A Pantin, ce 29 mars, on louchait vers les racines de la musique populaire américaine. Mais, confiées à Eugène Chadbourne et Aki Takase, ces belles antiquités, loin des musées, sont passées au shaker, l’instrument des cocktails revigorants.

Tout en bouille et sourire tordu, les yeux asynchrones derrières ses lunettes à quadruple foyer au moins, Eugene Chadbourne vous fait face dès la porte de la Dynamo franchie, debout derrière un étalage proposant une poignée d’albums parmi la gigantesque discographie qu’il autoproduit à la chaîne depuis trente ans. Toute légende qu’il soit devenu, ce monsieur ne fait pas vedette pour deux sous dans son costume d’artisan-vendeur. On se dit qu’ici, ce soir, la franquette sera bonne.

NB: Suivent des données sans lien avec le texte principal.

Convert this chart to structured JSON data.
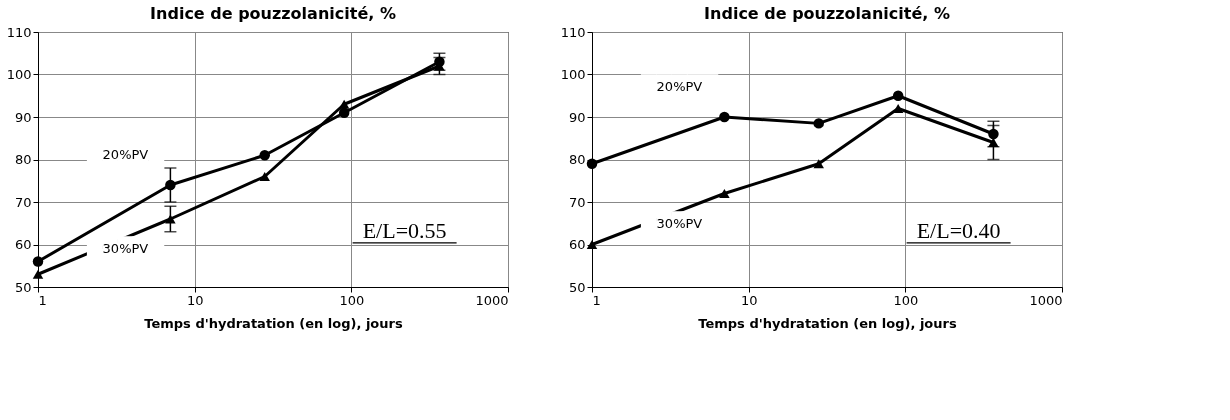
{
  "chart_data": [
    {
      "type": "line",
      "title": "Indice de pouzzolanicité, %",
      "xlabel": "Temps d'hydratation (en log), jours",
      "log": "x",
      "grid": true,
      "xlim": [
        1,
        1000
      ],
      "xticks": [
        1,
        10,
        100,
        1000
      ],
      "ylim": [
        50,
        110
      ],
      "yticks": [
        50,
        60,
        70,
        80,
        90,
        100,
        110
      ],
      "annotations": [
        "E/L=0.55"
      ],
      "line_style": "solid",
      "series": [
        {
          "name": "20%PV",
          "color": "#000000",
          "marker": "circle",
          "x": [
            1,
            7,
            28,
            90,
            365
          ],
          "values": [
            56,
            74,
            81,
            91,
            103
          ],
          "errors": [
            null,
            4,
            null,
            null,
            2
          ]
        },
        {
          "name": "30%PV",
          "color": "#000000",
          "marker": "triangle",
          "x": [
            1,
            7,
            28,
            90,
            365
          ],
          "values": [
            53,
            66,
            76,
            93,
            102
          ],
          "errors": [
            null,
            3,
            null,
            null,
            2
          ]
        }
      ]
    },
    {
      "type": "line",
      "title": "Indice de pouzzolanicité, %",
      "xlabel": "Temps d'hydratation (en log), jours",
      "log": "x",
      "grid": true,
      "xlim": [
        1,
        1000
      ],
      "xticks": [
        1,
        10,
        100,
        1000
      ],
      "ylim": [
        50,
        110
      ],
      "yticks": [
        50,
        60,
        70,
        80,
        90,
        100,
        110
      ],
      "annotations": [
        "E/L=0.40"
      ],
      "line_style": "solid",
      "series": [
        {
          "name": "20%PV",
          "color": "#000000",
          "marker": "circle",
          "x": [
            1,
            7,
            28,
            90,
            365
          ],
          "values": [
            79,
            90,
            88.5,
            95,
            86
          ],
          "errors": [
            null,
            null,
            null,
            null,
            3
          ]
        },
        {
          "name": "30%PV",
          "color": "#000000",
          "marker": "triangle",
          "x": [
            1,
            7,
            28,
            90,
            365
          ],
          "values": [
            60,
            72,
            79,
            92,
            84
          ],
          "errors": [
            null,
            null,
            null,
            null,
            4
          ]
        }
      ]
    }
  ]
}
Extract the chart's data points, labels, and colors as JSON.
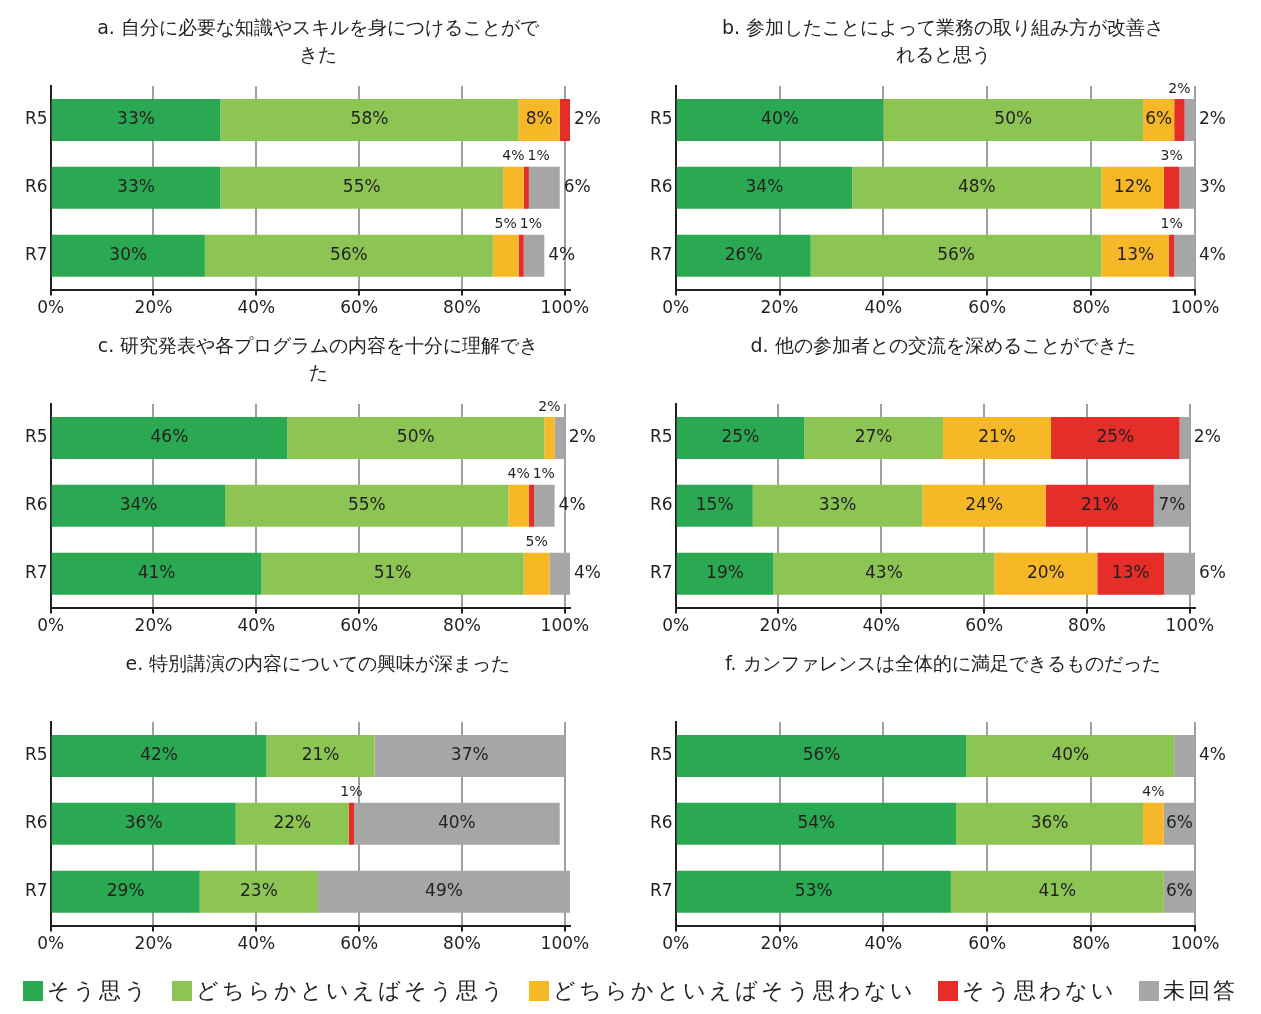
{
  "chart_data": [
    {
      "type": "bar",
      "orientation": "horizontal",
      "stacked": true,
      "title": "a. 自分に必要な知識やスキルを身につけることができた",
      "categories": [
        "R5",
        "R6",
        "R7"
      ],
      "xlim": [
        0,
        101
      ],
      "xticks": [
        {
          "value": 0,
          "label": "0%"
        },
        {
          "value": 20,
          "label": "20%"
        },
        {
          "value": 40,
          "label": "40%"
        },
        {
          "value": 60,
          "label": "60%"
        },
        {
          "value": 80,
          "label": "80%"
        },
        {
          "value": 100,
          "label": "100%"
        }
      ],
      "grid": "x",
      "series": [
        {
          "color": "#2aa852",
          "values": [
            33,
            33,
            30
          ],
          "value_labels": [
            "33%",
            "33%",
            "30%"
          ]
        },
        {
          "color": "#8dc555",
          "values": [
            58,
            55,
            56
          ],
          "value_labels": [
            "58%",
            "55%",
            "56%"
          ]
        },
        {
          "color": "#f6b826",
          "values": [
            8,
            4,
            5
          ],
          "value_labels": [
            "8%",
            "4%",
            "5%"
          ]
        },
        {
          "color": "#e52d29",
          "values": [
            2,
            1,
            1
          ],
          "value_labels": [
            "2%",
            "1%",
            "1%"
          ]
        },
        {
          "color": "#a6a6a6",
          "values": [
            null,
            6,
            4
          ],
          "value_labels": [
            null,
            "6%",
            "4%"
          ]
        }
      ]
    },
    {
      "type": "bar",
      "orientation": "horizontal",
      "stacked": true,
      "title": "b. 参加したことによって業務の取り組み方が改善されると思う",
      "categories": [
        "R5",
        "R6",
        "R7"
      ],
      "xlim": [
        0,
        100
      ],
      "xticks": [
        {
          "value": 0,
          "label": "0%"
        },
        {
          "value": 20,
          "label": "20%"
        },
        {
          "value": 40,
          "label": "40%"
        },
        {
          "value": 60,
          "label": "60%"
        },
        {
          "value": 80,
          "label": "80%"
        },
        {
          "value": 100,
          "label": "100%"
        }
      ],
      "grid": "x",
      "series": [
        {
          "color": "#2aa852",
          "values": [
            40,
            34,
            26
          ],
          "value_labels": [
            "40%",
            "34%",
            "26%"
          ]
        },
        {
          "color": "#8dc555",
          "values": [
            50,
            48,
            56
          ],
          "value_labels": [
            "50%",
            "48%",
            "56%"
          ]
        },
        {
          "color": "#f6b826",
          "values": [
            6,
            12,
            13
          ],
          "value_labels": [
            "6%",
            "12%",
            "13%"
          ]
        },
        {
          "color": "#e52d29",
          "values": [
            2,
            3,
            1
          ],
          "value_labels": [
            "2%",
            "3%",
            "1%"
          ]
        },
        {
          "color": "#a6a6a6",
          "values": [
            2,
            3,
            4
          ],
          "value_labels": [
            "2%",
            "3%",
            "4%"
          ]
        }
      ]
    },
    {
      "type": "bar",
      "orientation": "horizontal",
      "stacked": true,
      "title": "c. 研究発表や各プログラムの内容を十分に理解できた",
      "categories": [
        "R5",
        "R6",
        "R7"
      ],
      "xlim": [
        0,
        101
      ],
      "xticks": [
        {
          "value": 0,
          "label": "0%"
        },
        {
          "value": 20,
          "label": "20%"
        },
        {
          "value": 40,
          "label": "40%"
        },
        {
          "value": 60,
          "label": "60%"
        },
        {
          "value": 80,
          "label": "80%"
        },
        {
          "value": 100,
          "label": "100%"
        }
      ],
      "grid": "x",
      "series": [
        {
          "color": "#2aa852",
          "values": [
            46,
            34,
            41
          ],
          "value_labels": [
            "46%",
            "34%",
            "41%"
          ]
        },
        {
          "color": "#8dc555",
          "values": [
            50,
            55,
            51
          ],
          "value_labels": [
            "50%",
            "55%",
            "51%"
          ]
        },
        {
          "color": "#f6b826",
          "values": [
            2,
            4,
            5
          ],
          "value_labels": [
            "2%",
            "4%",
            "5%"
          ]
        },
        {
          "color": "#e52d29",
          "values": [
            null,
            1,
            null
          ],
          "value_labels": [
            null,
            "1%",
            null
          ]
        },
        {
          "color": "#a6a6a6",
          "values": [
            2,
            4,
            4
          ],
          "value_labels": [
            "2%",
            "4%",
            "4%"
          ]
        }
      ]
    },
    {
      "type": "bar",
      "orientation": "horizontal",
      "stacked": true,
      "title": "d. 他の参加者との交流を深めることができた",
      "categories": [
        "R5",
        "R6",
        "R7"
      ],
      "xlim": [
        0,
        101
      ],
      "xticks": [
        {
          "value": 0,
          "label": "0%"
        },
        {
          "value": 20,
          "label": "20%"
        },
        {
          "value": 40,
          "label": "40%"
        },
        {
          "value": 60,
          "label": "60%"
        },
        {
          "value": 80,
          "label": "80%"
        },
        {
          "value": 100,
          "label": "100%"
        }
      ],
      "grid": "x",
      "series": [
        {
          "color": "#2aa852",
          "values": [
            25,
            15,
            19
          ],
          "value_labels": [
            "25%",
            "15%",
            "19%"
          ]
        },
        {
          "color": "#8dc555",
          "values": [
            27,
            33,
            43
          ],
          "value_labels": [
            "27%",
            "33%",
            "43%"
          ]
        },
        {
          "color": "#f6b826",
          "values": [
            21,
            24,
            20
          ],
          "value_labels": [
            "21%",
            "24%",
            "20%"
          ]
        },
        {
          "color": "#e52d29",
          "values": [
            25,
            21,
            13
          ],
          "value_labels": [
            "25%",
            "21%",
            "13%"
          ]
        },
        {
          "color": "#a6a6a6",
          "values": [
            2,
            7,
            6
          ],
          "value_labels": [
            "2%",
            "7%",
            "6%"
          ]
        }
      ]
    },
    {
      "type": "bar",
      "orientation": "horizontal",
      "stacked": true,
      "title": "e. 特別講演の内容についての興味が深まった",
      "categories": [
        "R5",
        "R6",
        "R7"
      ],
      "xlim": [
        0,
        101
      ],
      "xticks": [
        {
          "value": 0,
          "label": "0%"
        },
        {
          "value": 20,
          "label": "20%"
        },
        {
          "value": 40,
          "label": "40%"
        },
        {
          "value": 60,
          "label": "60%"
        },
        {
          "value": 80,
          "label": "80%"
        },
        {
          "value": 100,
          "label": "100%"
        }
      ],
      "grid": "x",
      "series": [
        {
          "color": "#2aa852",
          "values": [
            42,
            36,
            29
          ],
          "value_labels": [
            "42%",
            "36%",
            "29%"
          ]
        },
        {
          "color": "#8dc555",
          "values": [
            21,
            22,
            23
          ],
          "value_labels": [
            "21%",
            "22%",
            "23%"
          ]
        },
        {
          "color": "#e52d29",
          "values": [
            null,
            1,
            null
          ],
          "value_labels": [
            null,
            "1%",
            null
          ]
        },
        {
          "color": "#a6a6a6",
          "values": [
            37,
            40,
            49
          ],
          "value_labels": [
            "37%",
            "40%",
            "49%"
          ]
        }
      ]
    },
    {
      "type": "bar",
      "orientation": "horizontal",
      "stacked": true,
      "title": "f. カンファレンスは全体的に満足できるものだった",
      "categories": [
        "R5",
        "R6",
        "R7"
      ],
      "xlim": [
        0,
        100
      ],
      "xticks": [
        {
          "value": 0,
          "label": "0%"
        },
        {
          "value": 20,
          "label": "20%"
        },
        {
          "value": 40,
          "label": "40%"
        },
        {
          "value": 60,
          "label": "60%"
        },
        {
          "value": 80,
          "label": "80%"
        },
        {
          "value": 100,
          "label": "100%"
        }
      ],
      "grid": "x",
      "legend": "bottom",
      "series": [
        {
          "name": "そう思う",
          "color": "#2aa852",
          "values": [
            56,
            54,
            53
          ],
          "value_labels": [
            "56%",
            "54%",
            "53%"
          ]
        },
        {
          "name": "どちらかといえばそう思う",
          "color": "#8dc555",
          "values": [
            40,
            36,
            41
          ],
          "value_labels": [
            "40%",
            "36%",
            "41%"
          ]
        },
        {
          "name": "どちらかといえばそう思わない",
          "color": "#f6b826",
          "values": [
            null,
            4,
            null
          ],
          "value_labels": [
            null,
            "4%",
            null
          ]
        },
        {
          "name": "そう思わない",
          "color": "#e52d29",
          "values": [
            null,
            null,
            null
          ]
        },
        {
          "name": "未回答",
          "color": "#a6a6a6",
          "values": [
            4,
            6,
            6
          ],
          "value_labels": [
            "4%",
            "6%",
            "6%"
          ]
        }
      ]
    }
  ]
}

Intuition confirmée par une entrée en matière sans façons : quelques mots et les deux musiciens se mettent à jouer, comme dans leur salon. Chadbourne manie à gracieux tâtons une steel guitar – instrument porteur en soi d’images d’Epinal en grande quantité. Et, aux harmonicas – oui « aux », à voir la quantité de métal étalée à ses pieds, le monsieur ne manque pas de munitions – voici le Belge Steven De Bruyn. Que ce soit au sein des Rythm Junks ou avec le guitariste Roland Van Campenhout, c’est un habituel arpenteur des routes anciennes et rurales du blues et de la country millésimée classique.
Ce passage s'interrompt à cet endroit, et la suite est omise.